Peri Ella lalu terbang kembali mendekati area kompor. Masih ada remah-remah ayam yang tersisa di atas tirisan gorengan. Ia mengambil ukuran yang paling kecil dan mencium aromanya terlebih dulu.
"Aku boleh mencobanya kan? Aku tidak akan sakit, kan?" Tiba-tiba saja, Peri itu memikirkan lagi tindakannya. Apa yang ia buat ini benar dan seperti apa resiko yang akan ia hadapi nanti. "Aku hanya akan mencobanya sekali saja!" Ia menarik napas panjang lalu mulai menggigit remahan tepung ayam goreng. "Waow!" Pupilnya membesar. Itu adalah rasa lain yang belum pernah ia coba. Sensasi itu sangat berbeda dengan rasa manis nektar dan juga buah. "Apa ini? Ini enak sekali!" serunya penuh semangat.
Cindy langsung terkejut saat mendengar seruan Peri Ella yang terdengar sangat keras.
"Apa makhluk itu sudah ada di sini?" Ia sedikit khawatir.
Ella menyadari keberadaannya yang ditangkap oleh pendengaran Cindy. Ia segera menutup mulutnya kembali. Ia sudah berjanji akan membiarkan gadis itu makan dengan tenang terlebih dahulu.
"Maaf," ucapnya pelan masih berharap tidak terdengar.
Cindy menghentikan makannya sesaat dan mengamati ruangan. Ia memasang telinganya baik-baik untuk menangkap suara apa lagi yang akan muncul tiba-tiba.
"Ah! Mungkin aku hanya berhalusinasi lagi." Ia kemudian melanjutkan lagi makan pagi yang sangat telat itu dengan damai.
Peri Ella mengamati bagaimana Cindy makan kembali dengan tenang. Setelahnya, ia melanjutkan lagi 'petualangan rasa' di dunia manusia itu. Selain remah tepung ayam yang ia cicipi, ia juga penasaran dengan sup yang dibuat Cindy. Peri Ella sempat pasrah ketuka melihat panci yang digunakan Cindy kosong melompong. Gadis itu tak menyisahkan sedikitpun. Lalu, ia melihat sendok kuah yang tergeletak di sana, di dalamnya ada sedikit kuah dan potongan sayur. Tak mengapa bagi Peri Ella.
"Ini sudah cukup, aku kan hanya ingin mencicipinya." Ia lalu mulai menyeruput kuah itu. Sekali lagi, ia dibuat takjub dengan rasa makanan itu.

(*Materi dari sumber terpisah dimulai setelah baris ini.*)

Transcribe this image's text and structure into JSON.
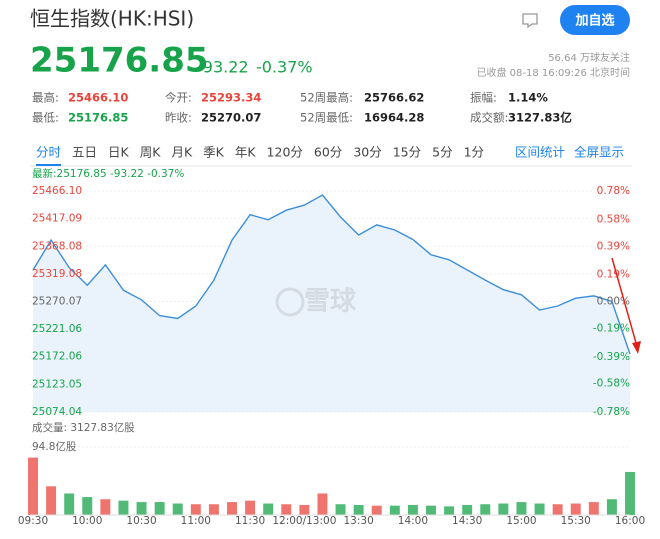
{
  "header": {
    "title": "恒生指数(HK:HSI)",
    "button": "加自选",
    "price": "25176.85",
    "change": "-93.22",
    "change_pct": "-0.37%",
    "followers": "56.64 万球友关注",
    "status": "已收盘 08-18 16:09:26 北京时间",
    "stats": [
      [
        "最高:",
        "25466.10"
      ],
      [
        "今开:",
        "25293.34"
      ],
      [
        "52周最高:",
        "25766.62"
      ],
      [
        "振幅:",
        "1.14%"
      ],
      [
        "最低:",
        "25176.85"
      ],
      [
        "昨收:",
        "25270.07"
      ],
      [
        "52周最低:",
        "16964.28"
      ],
      [
        "成交额:",
        "3127.83亿"
      ]
    ],
    "tabs": [
      "分时",
      "五日",
      "日K",
      "周K",
      "月K",
      "季K",
      "年K",
      "120分",
      "60分",
      "30分",
      "15分",
      "5分",
      "1分"
    ],
    "tools": [
      "区间统计",
      "全屏显示"
    ],
    "watermark": "雪球"
  },
  "chart_data": [
    {
      "type": "line",
      "subtitle": "最新:25176.85 -93.22 -0.37%",
      "x": [
        "09:30",
        "09:40",
        "09:50",
        "10:00",
        "10:10",
        "10:20",
        "10:30",
        "10:40",
        "10:50",
        "11:00",
        "11:10",
        "11:20",
        "11:30",
        "11:40",
        "11:50",
        "12:00/13:00",
        "13:10",
        "13:20",
        "13:30",
        "13:40",
        "13:50",
        "14:00",
        "14:10",
        "14:20",
        "14:30",
        "14:40",
        "14:50",
        "15:00",
        "15:10",
        "15:20",
        "15:30",
        "15:40",
        "15:50",
        "16:00"
      ],
      "values": [
        25326,
        25379,
        25330,
        25299,
        25335,
        25290,
        25273,
        25245,
        25240,
        25262,
        25308,
        25379,
        25424,
        25415,
        25432,
        25441,
        25459,
        25420,
        25388,
        25406,
        25397,
        25380,
        25353,
        25344,
        25326,
        25308,
        25291,
        25282,
        25255,
        25262,
        25276,
        25280,
        25270,
        25176.85
      ],
      "color": "#3d8fd8",
      "up_color": "#e8453c",
      "down_color": "#17a34a",
      "ylim": [
        25074.04,
        25466.1
      ],
      "yticks": [
        {
          "value": 25466.1,
          "label": "25466.10"
        },
        25417.09,
        25368.08,
        25319.08,
        25270.07,
        25221.06,
        25172.06,
        25123.05,
        25074.04
      ],
      "y2lim": [
        -0.78,
        0.78
      ],
      "y2ticks": [
        {
          "value": 0.78,
          "label": "0.78%"
        },
        {
          "value": 0.58,
          "label": "0.58%"
        },
        {
          "value": 0.39,
          "label": "0.39%"
        },
        {
          "value": 0.19,
          "label": "0.19%"
        },
        {
          "value": 0,
          "label": "0.00%"
        },
        {
          "value": -0.19,
          "label": "-0.19%"
        },
        {
          "value": -0.39,
          "label": "-0.39%"
        },
        {
          "value": -0.58,
          "label": "-0.58%"
        },
        {
          "value": -0.78,
          "label": "-0.78%"
        }
      ],
      "grid": true
    },
    {
      "type": "bar",
      "title": "成交量: 3127.83亿股",
      "x": [
        "09:30",
        "09:40",
        "09:50",
        "10:00",
        "10:10",
        "10:20",
        "10:30",
        "10:40",
        "10:50",
        "11:00",
        "11:10",
        "11:20",
        "11:30",
        "11:40",
        "11:50",
        "12:00/13:00",
        "13:10",
        "13:20",
        "13:30",
        "13:40",
        "13:50",
        "14:00",
        "14:10",
        "14:20",
        "14:30",
        "14:40",
        "14:50",
        "15:00",
        "15:10",
        "15:20",
        "15:30",
        "15:40",
        "15:50",
        "16:00"
      ],
      "values": [
        80,
        40,
        30,
        25,
        22,
        20,
        18,
        18,
        16,
        15,
        15,
        18,
        20,
        16,
        15,
        14,
        30,
        15,
        14,
        13,
        13,
        14,
        13,
        12,
        14,
        15,
        16,
        18,
        16,
        15,
        16,
        18,
        22,
        60
      ],
      "xticks": [
        "09:30",
        "10:00",
        "10:30",
        "11:00",
        "11:30",
        "12:00/13:00",
        "13:30",
        "14:00",
        "14:30",
        "15:00",
        "15:30",
        "16:00"
      ],
      "ylim": [
        0,
        94.8
      ],
      "yticks": [
        {
          "value": 94.8,
          "label": "94.8亿股"
        }
      ],
      "up_color": "#e8453c",
      "down_color": "#17a34a"
    }
  ]
}
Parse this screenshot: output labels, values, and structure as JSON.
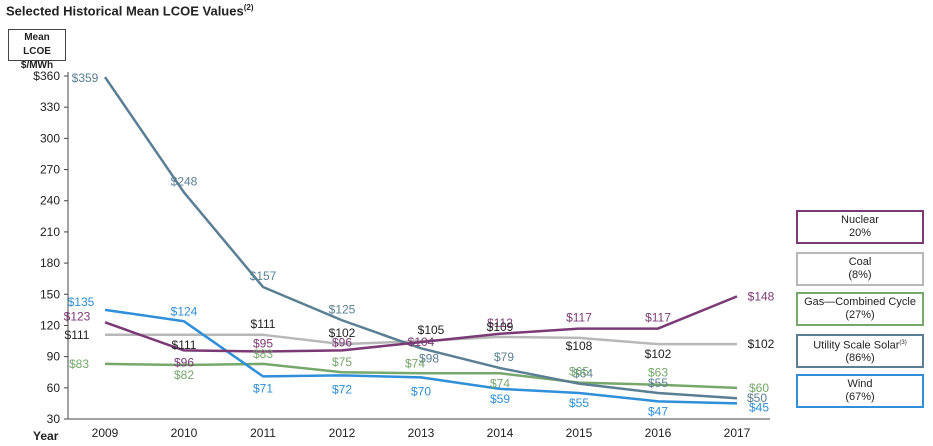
{
  "title": "Selected Historical Mean LCOE Values",
  "title_note": "(2)",
  "unit_label_1": "Mean LCOE",
  "unit_label_2": "$/MWh",
  "chart_data": {
    "type": "line",
    "title": "Selected Historical Mean LCOE Values",
    "xlabel": "Year",
    "ylabel": "Mean LCOE $/MWh",
    "ylim": [
      30,
      360
    ],
    "yticks": [
      30,
      60,
      90,
      120,
      150,
      180,
      210,
      240,
      270,
      300,
      330,
      360
    ],
    "x": [
      "2009",
      "2010",
      "2011",
      "2012",
      "2013",
      "2014",
      "2015",
      "2016",
      "2017"
    ],
    "grid": false,
    "legend_placement": "right",
    "series": [
      {
        "key": "solar",
        "name": "Utility Scale Solar",
        "pct": "(86%)",
        "note": "(3)",
        "color": "#5a7f93",
        "values": [
          359,
          248,
          157,
          125,
          98,
          79,
          64,
          55,
          50
        ]
      },
      {
        "key": "nuclear",
        "name": "Nuclear",
        "pct": "20%",
        "color": "#7b3a76",
        "values": [
          123,
          96,
          95,
          96,
          104,
          112,
          117,
          117,
          148
        ]
      },
      {
        "key": "coal",
        "name": "Coal",
        "pct": "(8%)",
        "color": "#b8b8b8",
        "values": [
          111,
          111,
          111,
          102,
          105,
          109,
          108,
          102,
          102
        ]
      },
      {
        "key": "gas",
        "name": "Gas—Combined Cycle",
        "pct": "(27%)",
        "color": "#76a86b",
        "values": [
          83,
          82,
          83,
          75,
          74,
          74,
          65,
          63,
          60
        ]
      },
      {
        "key": "wind",
        "name": "Wind",
        "pct": "(67%)",
        "color": "#2f8fd8",
        "values": [
          135,
          124,
          71,
          72,
          70,
          59,
          55,
          47,
          45
        ]
      }
    ]
  }
}
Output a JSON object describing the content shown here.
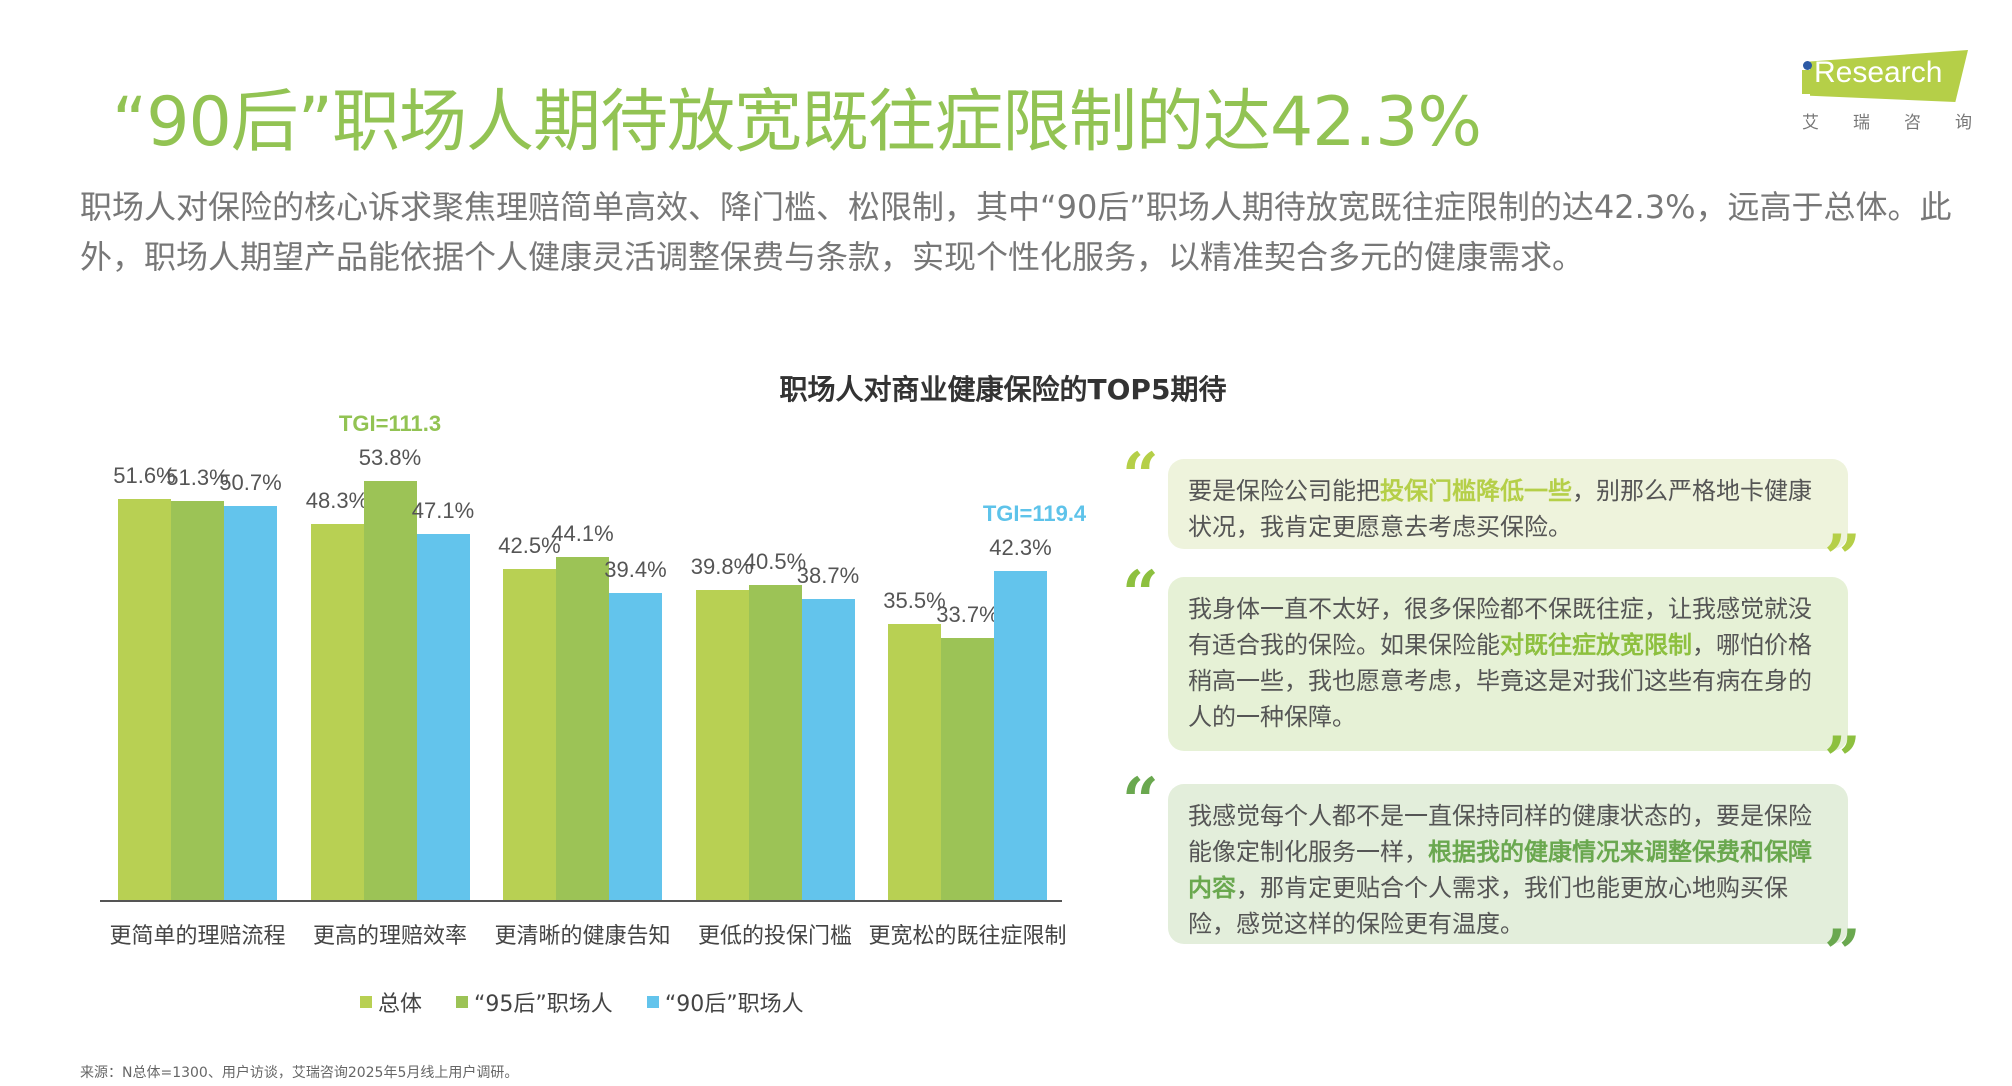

Dua makhluk yang berbeda sedang menikmai makanan yang sama. Entah Cindy atau pun Peri Ella, masing-masing sibuk dengan sajia yang lezat.
Selesai makan dan kenyang, ia mencuci piring. Cindy merasakan suatu firasat yang aneh, apalagi saat satu piring yang ia cuci pecah. Ia teringat mitos yang sering ia dengar tentang kejadian ini. Tak ingin berlama-lama, ia cepat-cepat menyelesaikan pekerjaannya itu dan kembali ke kamar.
"Aku yakin ada sesuatu yang terjadi."
Cindy mencari ponselnya yang masih tergeletak entah di mana. Meja belajar, meja rias sampai kamar mandi pun didatanginya untuk mencari benda kotak itu.
"Di mana aku menaruhnya? Tempat tidur …." Ia lalu menelusuri dalam selimut namun belum menemukannya juga.
Akhirnya setelah mengibaskan selimut, ponsel itu ditemukan, walau akhirnya jatuh di atas lantai dan sedikit terbentur.
Cindy memandangi ponsel itu dan langsung terkejut. Banyak panggilan tak terjawab dari Sofi. Gadis itu mulai panik, tiga belas panggilan tak terjawab membuatnya takut. Ia memencet tombo memanggil dan berharap Sofi segera mengangkat panggilannya.
Tut … tut …..
Satu, dua … dan tiga, masih tak ada jawaban. Cindy tak berputus asa dan mencobanya kembali.
"Ha-"
"Apa yang kamu lakukan? Cepat ke sini, Ayah menunggumu!" Suara Sofi yang terdengar kesal dan juga sedikit sendu membuat pertanyaan lainnya. "Cepatlah ke sini, tidak ada banyak waktu!"
Cindy tahu ada yang tidak beres sekarang. Bagaimanapun ia harus segera menuju rumah sakit. Mandi atau pun tidak, sudah tak dipedulikannya lagi.
"Apa yang aku lakukan? Mengapa aku terlalu santai hingga tak bersiap sejak tadi? Ahk!"
Cindy lalu mengambil tas kecil, ia cukup membawa dompet di dalam sana. Ia juga hanya mengganti piyama atasnya dengan baju kaos dan mengambil kardigan. Ia menuju lantai satu denga terburu-buru dan langsung memesan taxi online. Sebelum keluar rumah, ia tak lupa mengunci pintu. Itu adalah hal penting.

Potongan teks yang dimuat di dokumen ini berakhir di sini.